Dear Martin by Nic Stone

My rating: 🌟🌟🌟🌟🌟

Similar in storyline to The Hate U Give & All American Boys, this book tells the story of Justyce McAllister and his life at the moment. Justyce is a high school senior on his way to the prestigious Yale University. He is attempting to navigate the world as one of maybe four Black kids at his mostly Caucasian high school and is trying to not follow down the path of many of the boys in his neighborhood. An incident with an ex girlfriend and an overzealous cop leads him to begin writing letters to the late Dr. Martin Luther King Jr. Justyce is doing all he can to stay afloat when another incident rocks him and his community to the core with him at the center. Nic Stone does a beautiful job in her debut. This book was short, but the story was captivating. I enjoyed her presentation of the characters and the situations they went through.

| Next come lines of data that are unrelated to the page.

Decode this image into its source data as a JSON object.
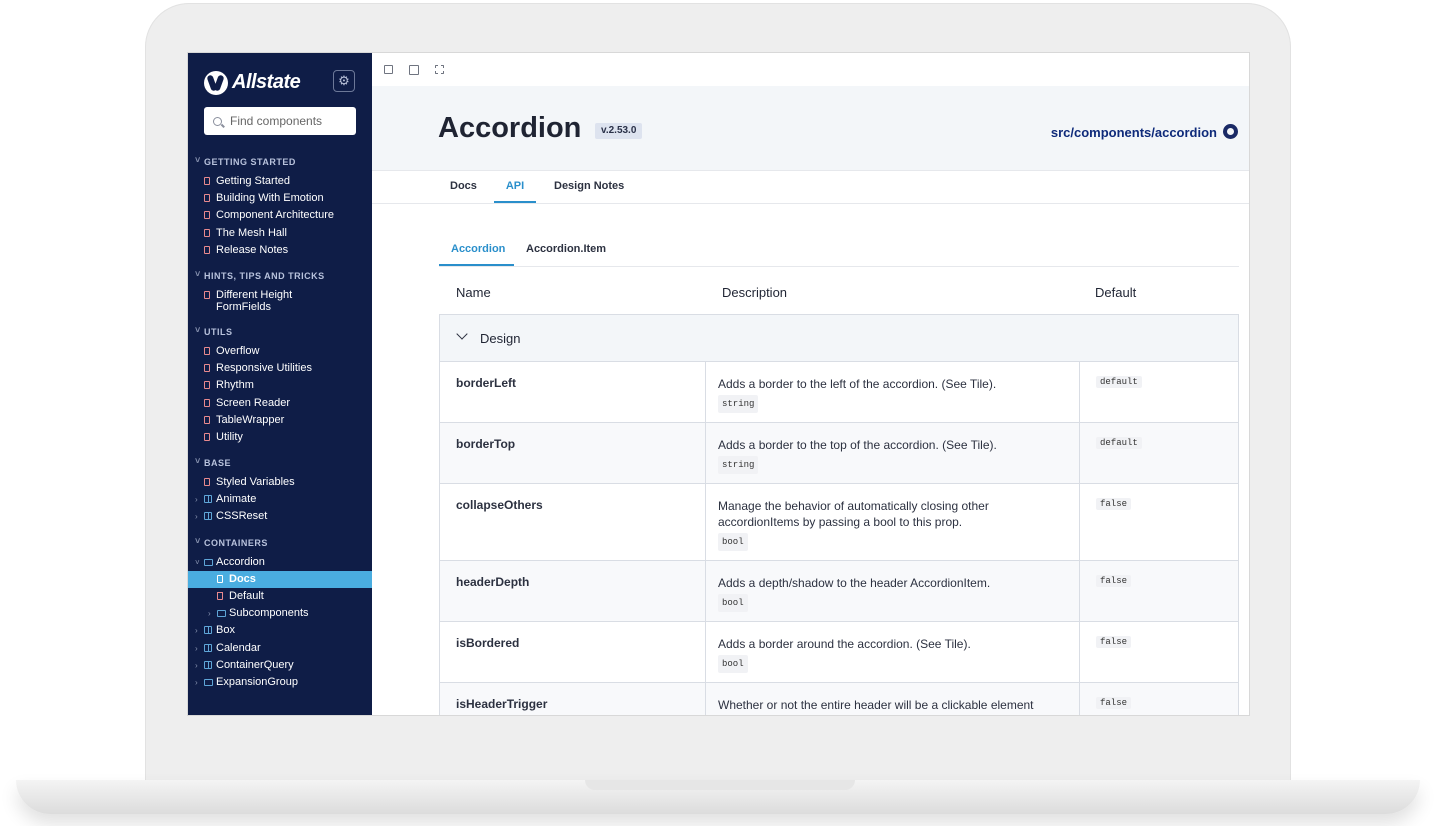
{
  "brand": {
    "logo_text": "Allstate"
  },
  "sidebar": {
    "search_placeholder": "Find components",
    "groups": [
      {
        "title": "GETTING STARTED",
        "items": [
          "Getting Started",
          "Building With Emotion",
          "Component Architecture",
          "The Mesh Hall",
          "Release Notes"
        ]
      },
      {
        "title": "HINTS, TIPS AND TRICKS",
        "items": [
          "Different Height FormFields"
        ]
      },
      {
        "title": "UTILS",
        "items": [
          "Overflow",
          "Responsive Utilities",
          "Rhythm",
          "Screen Reader",
          "TableWrapper",
          "Utility"
        ]
      },
      {
        "title": "BASE",
        "items": [
          "Styled Variables",
          "Animate",
          "CSSReset"
        ]
      },
      {
        "title": "CONTAINERS",
        "items": [
          "Accordion",
          "Docs",
          "Default",
          "Subcomponents",
          "Box",
          "Calendar",
          "ContainerQuery",
          "ExpansionGroup"
        ]
      }
    ]
  },
  "header": {
    "title": "Accordion",
    "version": "v.2.53.0",
    "source_link": "src/components/accordion"
  },
  "tabs": [
    "Docs",
    "API",
    "Design Notes"
  ],
  "subtabs": [
    "Accordion",
    "Accordion.Item"
  ],
  "table": {
    "columns": [
      "Name",
      "Description",
      "Default"
    ],
    "group": "Design",
    "rows": [
      {
        "name": "borderLeft",
        "description": "Adds a border to the left of the accordion. (See Tile).",
        "type": "string",
        "default": "default"
      },
      {
        "name": "borderTop",
        "description": "Adds a border to the top of the accordion. (See Tile).",
        "type": "string",
        "default": "default"
      },
      {
        "name": "collapseOthers",
        "description": "Manage the behavior of automatically closing other accordionItems by passing a bool to this prop.",
        "type": "bool",
        "default": "false"
      },
      {
        "name": "headerDepth",
        "description": "Adds a depth/shadow to the header AccordionItem.",
        "type": "bool",
        "default": "false"
      },
      {
        "name": "isBordered",
        "description": "Adds a border around the accordion. (See Tile).",
        "type": "bool",
        "default": "false"
      },
      {
        "name": "isHeaderTrigger",
        "description": "Whether or not the entire header will be a clickable element",
        "type": "",
        "default": "false"
      }
    ]
  },
  "colors": {
    "sidebar_bg": "#0f1d47",
    "accent": "#2a8fcb",
    "active_item": "#4aade0"
  }
}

My Life as A Foreign Country by Brian Turner

My rating: 🌟🌟🌟

Yeah this book was OK. It just was not what I expected. Presented as a series of untitled journal entries, Brian Turner tells the story of his time as an ArmyΒ Infantryman. He talks about his family history of military service and the situations he faced in the deserts of Mosul at the height of the second Iraq War. Turner is a poet and that was evident in the way he write this book. I have read many fiction and nonfiction stories regarding the war in Iraq this year, and this one just did not do it for me. It was alright, but not as good as some of the other military books I read this year.

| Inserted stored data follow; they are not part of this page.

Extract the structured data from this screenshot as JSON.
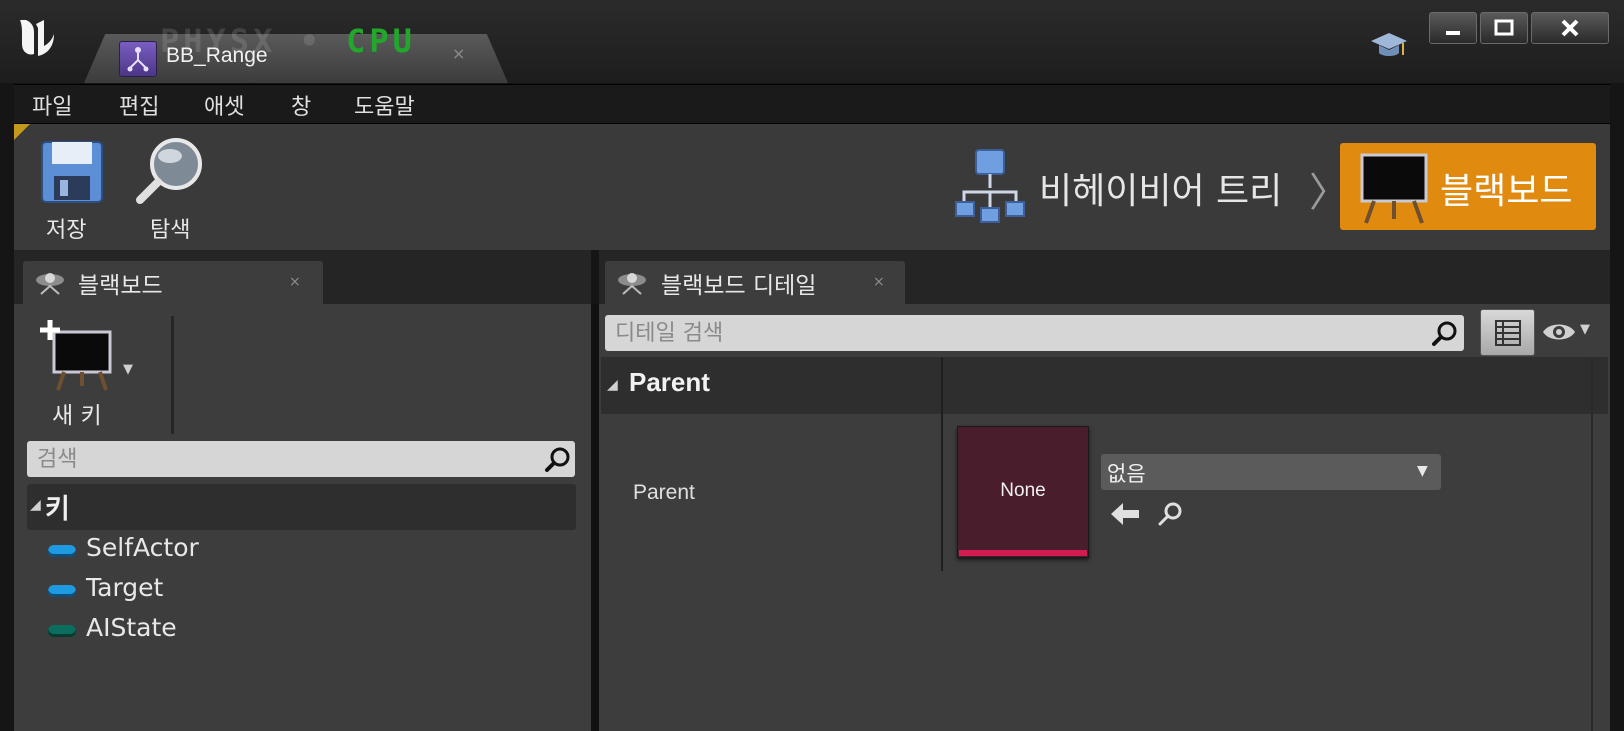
{
  "window": {
    "asset_tab_title": "BB_Range",
    "overlay_text": "PHYSX",
    "overlay_mode": "CPU",
    "tab_close_glyph": "×",
    "icons": [
      "unreal-logo-icon",
      "blackboard-asset-icon",
      "tutorial-hat-icon",
      "minimize-icon",
      "maximize-icon",
      "close-icon"
    ]
  },
  "menu": {
    "items": [
      "파일",
      "편집",
      "애셋",
      "창",
      "도움말"
    ]
  },
  "toolbar": {
    "save_label": "저장",
    "browse_label": "탐색",
    "mode_behavior_tree": "비헤이비어 트리",
    "mode_separator": "〉",
    "mode_blackboard": "블랙보드",
    "active_mode_color": "#e08a10"
  },
  "left_panel": {
    "tab_title": "블랙보드",
    "tab_close": "×",
    "new_key_label": "새 키",
    "search_placeholder": "검색",
    "category_label": "키",
    "keys": [
      {
        "name": "SelfActor",
        "color": "#1e9be0"
      },
      {
        "name": "Target",
        "color": "#1e9be0"
      },
      {
        "name": "AIState",
        "color": "#0a6e5e"
      }
    ]
  },
  "right_panel": {
    "tab_title": "블랙보드 디테일",
    "tab_close": "×",
    "search_placeholder": "디테일 검색",
    "category_label": "Parent",
    "property_label": "Parent",
    "asset_thumbnail_text": "None",
    "asset_thumbnail_color": "#4a1d2c",
    "asset_thumbnail_accent": "#d01c4e",
    "combo_value": "없음"
  }
}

So that is a recap of the books that closed out 2017 for me. In total I read 34 books this year. I look forward to reading in 2018 and I already have some books on my TBR. 1984 by George Orwell, Brave New World by Aldous Huxley, The Taste of Salt by Martha Southgate, and Jesus Land by Julia Scheeres are on the list currently. I will als probably visit Barnes & Noble again befire the year ends.